When the migrant becomes king
Somewhere at the Beginning contains many personal stories, including those of Acogny’s family which come to us through her father and grandmother. Grandmother Aloopho was a priestess of the Yoruba people, and practised animism. Her father lived in a completely different context. He was an ‘Enarque’ (graduate of the French École nationale d’administration (ENA), ed.) and became an ambassador to several Western cities. “He was also a poet and wrote about his youth so that his children would know their past. For this piece, I drew on my father’s writings and my grandmother’s stories. Like adults in Europe do when they tell fairy tales as a way of educating children.
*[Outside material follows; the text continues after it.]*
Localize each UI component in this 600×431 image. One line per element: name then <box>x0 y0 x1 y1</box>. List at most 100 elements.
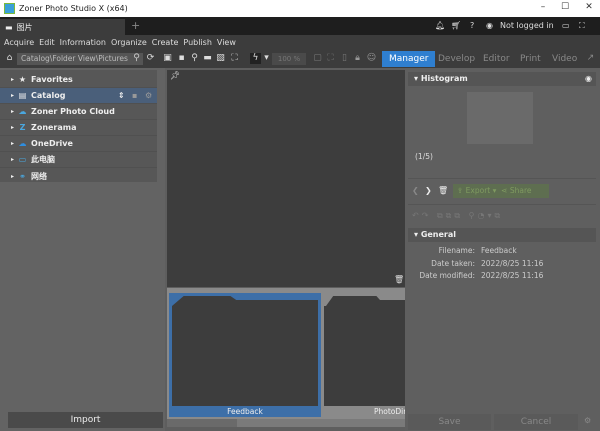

One of Grandmother Aloopho’s stories was about migration, because people have always moved around. Tiviglititi was a wise man who was taken by a king to his palace. This made the king’s advisers jealous, and they had the sage thrown into the sea in a coffin. After travelling across the sea, the coffin ended up in a foreign land where the king had just died. Tiviglititi told his story to the people without a king and was immediately made the new king. Because in that country, the honour of becoming king was reserved not for people born there but for those with an exceptional life story. When the king and the counsellors from Tiviglititi’s native land were invited to his coronation, they were astonished to learn that he was to become the new king there. Then Tiviglititi spoke: ‘Now you understand that you can know where you were born, but you cannot know where you will die.’ For me, that is the story of Barack Obama, but also of other people who can take up leading positions in other countries.”

In addition, Somewhere at the Beginning has other themes, such as religion. “When my father was colonised, my grandmother asked him not to convert, because Christianity would not bring him anything new. The Christians brought the holy water but water is sacred in animism too. For us the python is a sacred animal, while in Christianity it plays a role as the tempter of Eve and a symbol of the Devil.”

1787 Germaine Gicogny3

Director Mikaël Serre brought in the Medea story of Western culture. “When he read me that story, I immediately said that it is about the lives of many women today. About polygamy and men’s mistresses, which women still fight against. It is also my story.”

Along with Acogny’s dance, for which her son Patrick Acogny worked with her as a choreographer, there is also video by Sebastien Dupouey and music by composer Fabrice Bouillon. “Mikaël Serre brings this overall spectacle together like an orchestral master. He works in a disciplined way and he composes, but within the structure he also gave me a lot of freedom to develop my choreography through improvisation.”